As consumers, particularly Canadian consumers, we are constantly being warned (usually by Mark Carney) that the current level of consumer debt accumulation is well into the danger zone. Other than occasional musings about Ontario's debt level, we rarely hear anything about the dangers and sustainability of provincial debt accumulation. In a recently released Fiscal Sustainability Report by the Parliamentary Budget Officer, Randall Bartlett, Scott Cameron, Helen Lao and Christ Matier examine the levels of provincial-territorial-local government debt and look at whether or not these levels are sustainable.
Let's open by looking at a graph that shows the past and projected levels of government sector net debt-to-GDP from 1991 to 2086:
The blue line shows the rapidly growing level of provincial-territorial-local (PTL) debt after 2032 with growth in debt far outstripping economic growth over the long-term. By 2086, PTL debt will reach 350 percent of GDP. To put this number into context, Japan, the world's most indebted nation when measured against GDP has a debt-to-GDP level somewhere around 200 percent. As shown on the following graph, part of the problem with PTL debt can be laid at the feet of the federal government; beyond 2016 - 2017 as its most recent budget incarnation reduced growth levels in the Canada Health Transfer, Canada Social Transfer and other federal transfers:
This will put the onus on the provincial and territorial governments to cover the shortfalls (aka fiscal gap) which will increase as Canada's population ages.
Here is a graph showing the dropping federal Canada Health Transfer relative to PTL health spending as a percentage of GDP:
Here is a similar graph showing the dropping federal Canada Social Transfer relative to PTL health spending as a percentage of GDP:
You can quite quickly see why the provinces and territories will end up with ever-rising debt-to-GDP levels. On the upside, these cuts will help balance the books of the federal government which will end up with a fiscal gap (surplus) of -1.4 percent of GDP compared to the PTL gap of +2.0 percent as shown here:
As a result, provincial governments will be forced to take the following actions:
1.) Raise taxes.
2.) Reduce program spending.
3.) A combination of the two.
Starting in 2012, to cover the looming fiscal gap, provinces as a whole will have to implement $36 billion in tax increases or program spending cuts. This amount will increase over time following growth in GDP. Delaying these actions by a mere five years means that the fiscal gap grows from 2.0 percent to 2.3 percent, delaying by ten years to 2.6 percent, by twenty years to 3.4 percent and by thirty years to 4.7 percent of GDP.

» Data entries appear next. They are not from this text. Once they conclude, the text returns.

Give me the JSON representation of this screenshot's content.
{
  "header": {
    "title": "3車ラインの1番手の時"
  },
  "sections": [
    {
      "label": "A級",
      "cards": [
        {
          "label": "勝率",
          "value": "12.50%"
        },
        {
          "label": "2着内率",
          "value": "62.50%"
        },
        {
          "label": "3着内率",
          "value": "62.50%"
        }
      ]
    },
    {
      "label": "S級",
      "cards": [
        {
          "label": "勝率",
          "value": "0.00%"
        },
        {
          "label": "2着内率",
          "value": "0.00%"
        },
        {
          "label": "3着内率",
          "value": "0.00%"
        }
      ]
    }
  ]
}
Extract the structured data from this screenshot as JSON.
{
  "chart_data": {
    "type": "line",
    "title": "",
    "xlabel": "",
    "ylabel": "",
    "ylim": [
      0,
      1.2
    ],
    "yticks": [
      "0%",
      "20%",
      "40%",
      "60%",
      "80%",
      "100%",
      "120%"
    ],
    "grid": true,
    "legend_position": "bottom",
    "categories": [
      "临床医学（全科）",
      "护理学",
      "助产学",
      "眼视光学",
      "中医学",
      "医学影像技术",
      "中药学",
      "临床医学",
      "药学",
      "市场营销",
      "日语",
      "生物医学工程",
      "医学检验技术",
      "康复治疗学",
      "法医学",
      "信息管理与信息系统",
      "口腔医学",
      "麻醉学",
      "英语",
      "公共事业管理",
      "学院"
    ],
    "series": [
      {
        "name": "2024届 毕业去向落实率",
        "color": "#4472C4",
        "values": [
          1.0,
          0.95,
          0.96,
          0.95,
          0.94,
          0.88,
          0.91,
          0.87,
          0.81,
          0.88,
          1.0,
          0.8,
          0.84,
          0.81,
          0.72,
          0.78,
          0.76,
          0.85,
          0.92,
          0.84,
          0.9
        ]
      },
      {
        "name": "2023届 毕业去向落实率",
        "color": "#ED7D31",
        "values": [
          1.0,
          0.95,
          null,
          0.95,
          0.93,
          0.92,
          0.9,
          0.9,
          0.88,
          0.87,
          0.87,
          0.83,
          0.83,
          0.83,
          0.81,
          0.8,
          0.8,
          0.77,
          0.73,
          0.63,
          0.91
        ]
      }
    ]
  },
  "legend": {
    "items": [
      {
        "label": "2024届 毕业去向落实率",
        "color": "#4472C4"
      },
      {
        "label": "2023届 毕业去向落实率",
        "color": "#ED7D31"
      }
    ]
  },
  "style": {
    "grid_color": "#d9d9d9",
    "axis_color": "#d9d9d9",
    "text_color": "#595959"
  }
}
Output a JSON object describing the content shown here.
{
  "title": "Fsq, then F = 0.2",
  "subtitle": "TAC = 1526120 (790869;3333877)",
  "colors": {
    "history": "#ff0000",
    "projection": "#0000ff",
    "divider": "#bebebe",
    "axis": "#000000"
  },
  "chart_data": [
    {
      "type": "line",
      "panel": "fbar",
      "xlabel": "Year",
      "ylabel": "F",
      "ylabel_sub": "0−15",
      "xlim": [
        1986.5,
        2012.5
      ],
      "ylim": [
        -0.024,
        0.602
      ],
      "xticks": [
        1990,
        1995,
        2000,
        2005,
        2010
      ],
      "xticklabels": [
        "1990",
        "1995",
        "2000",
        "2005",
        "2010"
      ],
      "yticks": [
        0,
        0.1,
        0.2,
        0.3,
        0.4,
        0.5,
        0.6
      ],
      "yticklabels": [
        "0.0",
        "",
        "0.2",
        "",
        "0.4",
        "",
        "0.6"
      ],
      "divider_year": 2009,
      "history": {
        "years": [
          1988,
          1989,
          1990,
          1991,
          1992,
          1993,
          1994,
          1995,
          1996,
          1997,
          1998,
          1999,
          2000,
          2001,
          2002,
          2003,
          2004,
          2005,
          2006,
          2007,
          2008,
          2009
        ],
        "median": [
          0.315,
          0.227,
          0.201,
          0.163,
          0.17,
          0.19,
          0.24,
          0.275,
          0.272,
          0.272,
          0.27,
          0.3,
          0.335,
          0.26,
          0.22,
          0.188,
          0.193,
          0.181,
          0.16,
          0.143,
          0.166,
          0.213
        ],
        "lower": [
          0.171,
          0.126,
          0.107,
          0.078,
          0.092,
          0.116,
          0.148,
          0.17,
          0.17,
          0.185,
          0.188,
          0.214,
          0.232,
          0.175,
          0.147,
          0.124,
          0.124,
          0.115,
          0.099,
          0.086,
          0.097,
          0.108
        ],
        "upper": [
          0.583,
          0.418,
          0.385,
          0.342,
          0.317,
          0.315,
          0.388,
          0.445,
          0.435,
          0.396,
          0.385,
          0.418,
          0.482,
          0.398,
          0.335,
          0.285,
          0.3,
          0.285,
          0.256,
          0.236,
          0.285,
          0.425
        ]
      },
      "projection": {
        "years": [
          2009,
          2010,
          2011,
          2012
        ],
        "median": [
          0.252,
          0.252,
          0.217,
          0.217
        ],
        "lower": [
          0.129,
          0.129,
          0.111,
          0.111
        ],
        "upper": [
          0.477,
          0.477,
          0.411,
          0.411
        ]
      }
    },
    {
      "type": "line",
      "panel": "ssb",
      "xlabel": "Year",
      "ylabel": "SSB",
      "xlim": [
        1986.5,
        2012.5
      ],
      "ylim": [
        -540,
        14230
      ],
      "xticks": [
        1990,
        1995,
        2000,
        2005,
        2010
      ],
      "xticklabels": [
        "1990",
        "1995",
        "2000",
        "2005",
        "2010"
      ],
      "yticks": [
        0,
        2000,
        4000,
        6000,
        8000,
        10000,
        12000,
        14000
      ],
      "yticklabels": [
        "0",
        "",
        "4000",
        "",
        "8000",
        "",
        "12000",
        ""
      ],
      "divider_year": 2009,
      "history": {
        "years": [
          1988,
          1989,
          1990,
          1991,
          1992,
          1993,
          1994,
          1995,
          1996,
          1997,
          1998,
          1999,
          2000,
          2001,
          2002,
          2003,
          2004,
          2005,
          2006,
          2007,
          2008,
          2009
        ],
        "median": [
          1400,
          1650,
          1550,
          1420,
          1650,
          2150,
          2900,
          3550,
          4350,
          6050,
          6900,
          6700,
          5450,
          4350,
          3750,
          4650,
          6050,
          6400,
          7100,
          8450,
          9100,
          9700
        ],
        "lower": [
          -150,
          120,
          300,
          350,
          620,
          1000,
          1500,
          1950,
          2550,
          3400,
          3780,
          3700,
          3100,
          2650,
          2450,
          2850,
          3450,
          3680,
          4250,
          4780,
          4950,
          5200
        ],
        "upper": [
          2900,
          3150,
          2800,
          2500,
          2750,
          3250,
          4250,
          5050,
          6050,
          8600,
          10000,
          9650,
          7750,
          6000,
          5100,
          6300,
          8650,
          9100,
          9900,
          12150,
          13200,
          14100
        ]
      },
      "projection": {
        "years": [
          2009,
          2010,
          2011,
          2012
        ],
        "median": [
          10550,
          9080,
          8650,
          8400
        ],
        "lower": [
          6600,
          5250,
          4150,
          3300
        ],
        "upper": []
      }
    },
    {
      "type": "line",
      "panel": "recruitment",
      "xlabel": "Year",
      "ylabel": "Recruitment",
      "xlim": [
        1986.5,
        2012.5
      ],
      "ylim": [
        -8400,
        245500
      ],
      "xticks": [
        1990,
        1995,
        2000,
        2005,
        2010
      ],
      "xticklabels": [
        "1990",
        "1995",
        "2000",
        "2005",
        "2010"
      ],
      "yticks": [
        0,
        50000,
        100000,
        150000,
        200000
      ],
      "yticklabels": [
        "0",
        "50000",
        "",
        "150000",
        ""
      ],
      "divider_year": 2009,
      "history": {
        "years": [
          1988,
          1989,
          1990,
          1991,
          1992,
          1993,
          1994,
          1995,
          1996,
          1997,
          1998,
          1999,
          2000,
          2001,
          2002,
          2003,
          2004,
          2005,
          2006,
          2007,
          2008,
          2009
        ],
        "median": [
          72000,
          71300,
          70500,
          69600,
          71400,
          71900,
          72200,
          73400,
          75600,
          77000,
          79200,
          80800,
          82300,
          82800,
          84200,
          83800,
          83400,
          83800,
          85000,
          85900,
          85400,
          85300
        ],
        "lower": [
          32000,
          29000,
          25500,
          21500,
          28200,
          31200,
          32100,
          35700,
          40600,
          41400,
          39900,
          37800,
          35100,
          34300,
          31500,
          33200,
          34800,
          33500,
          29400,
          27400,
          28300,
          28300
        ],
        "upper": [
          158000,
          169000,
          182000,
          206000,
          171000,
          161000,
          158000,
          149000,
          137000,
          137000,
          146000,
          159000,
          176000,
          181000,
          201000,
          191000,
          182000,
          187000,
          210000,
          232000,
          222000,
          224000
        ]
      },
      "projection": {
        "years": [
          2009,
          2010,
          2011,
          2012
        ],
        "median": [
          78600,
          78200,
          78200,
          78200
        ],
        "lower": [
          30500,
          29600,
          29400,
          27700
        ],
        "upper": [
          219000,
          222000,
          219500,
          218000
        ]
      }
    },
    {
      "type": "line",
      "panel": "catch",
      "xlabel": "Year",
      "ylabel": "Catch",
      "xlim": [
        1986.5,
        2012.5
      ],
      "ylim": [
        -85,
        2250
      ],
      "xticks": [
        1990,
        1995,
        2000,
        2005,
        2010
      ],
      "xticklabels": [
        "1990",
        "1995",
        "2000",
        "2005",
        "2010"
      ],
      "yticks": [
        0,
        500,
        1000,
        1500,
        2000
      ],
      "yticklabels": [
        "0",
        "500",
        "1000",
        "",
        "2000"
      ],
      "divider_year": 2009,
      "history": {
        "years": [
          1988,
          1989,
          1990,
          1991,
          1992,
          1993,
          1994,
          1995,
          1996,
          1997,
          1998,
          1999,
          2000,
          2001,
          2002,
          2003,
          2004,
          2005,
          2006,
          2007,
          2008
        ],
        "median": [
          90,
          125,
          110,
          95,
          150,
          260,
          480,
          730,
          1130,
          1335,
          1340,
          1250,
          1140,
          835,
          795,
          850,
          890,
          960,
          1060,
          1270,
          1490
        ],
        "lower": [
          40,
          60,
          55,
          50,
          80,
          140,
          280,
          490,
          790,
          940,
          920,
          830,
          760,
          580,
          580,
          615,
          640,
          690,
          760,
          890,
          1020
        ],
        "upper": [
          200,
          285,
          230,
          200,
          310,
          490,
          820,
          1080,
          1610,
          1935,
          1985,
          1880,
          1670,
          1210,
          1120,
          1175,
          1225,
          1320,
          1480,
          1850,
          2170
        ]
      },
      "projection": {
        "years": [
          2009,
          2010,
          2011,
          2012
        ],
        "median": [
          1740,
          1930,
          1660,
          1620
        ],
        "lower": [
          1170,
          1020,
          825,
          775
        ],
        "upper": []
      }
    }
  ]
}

Here is a bar graph showing PTL internally sourced revenue as a percentage of GDP from 1961 to 2086 assuming that the tax burden remains constant:
Here is a bar graph showing total PTL program spending as a percentage of GDP from 1961 to 2086:
Most critically, here is a bar graph showing PTL health spending as a percentage of GDP from 1975 to 2086:
As Canadians age, the PTL spending on health care is expected to rise from 7.6 percent in 2011 to 12.1 percent of GDP in 2050 and 14. 6 percent in 2086. Over the period between 2011 and 2032, the authors project that PTL spending on health care will grow at an average annual rate of 5.1 percent.
I think that you can see where this is heading. Keeping all of this data in mind, here is a graph showing what will happen to the provincial debt picture as the decades pass:
As the years pass, more and more of PTL revenue will be required to repay mounting levels of interest owing on the ever-increasing debt. In all likelihood, the interest rate spread between federal government and provincial government will also rise as bond raters look less favourably on the ability of provinces to service their debts; this will be particularly apparent in provinces with low levels of economic growth (most of Atlantic Canada) and those with high debt levels (Ontario and Quebec).
It is quite obvious that the current scenario is unsustainable over the long-term. Unfortunately, one way or another, Canadian taxpayers will feel the pain. Even though the federal government may (and that's a big "may") achieve some sort of semblance of fiscal balance, it will likely be done by downshifting the deficit load to the provinces and, since all Canadians pay provincial income taxes, that means that we are the ones that will ultimately pay.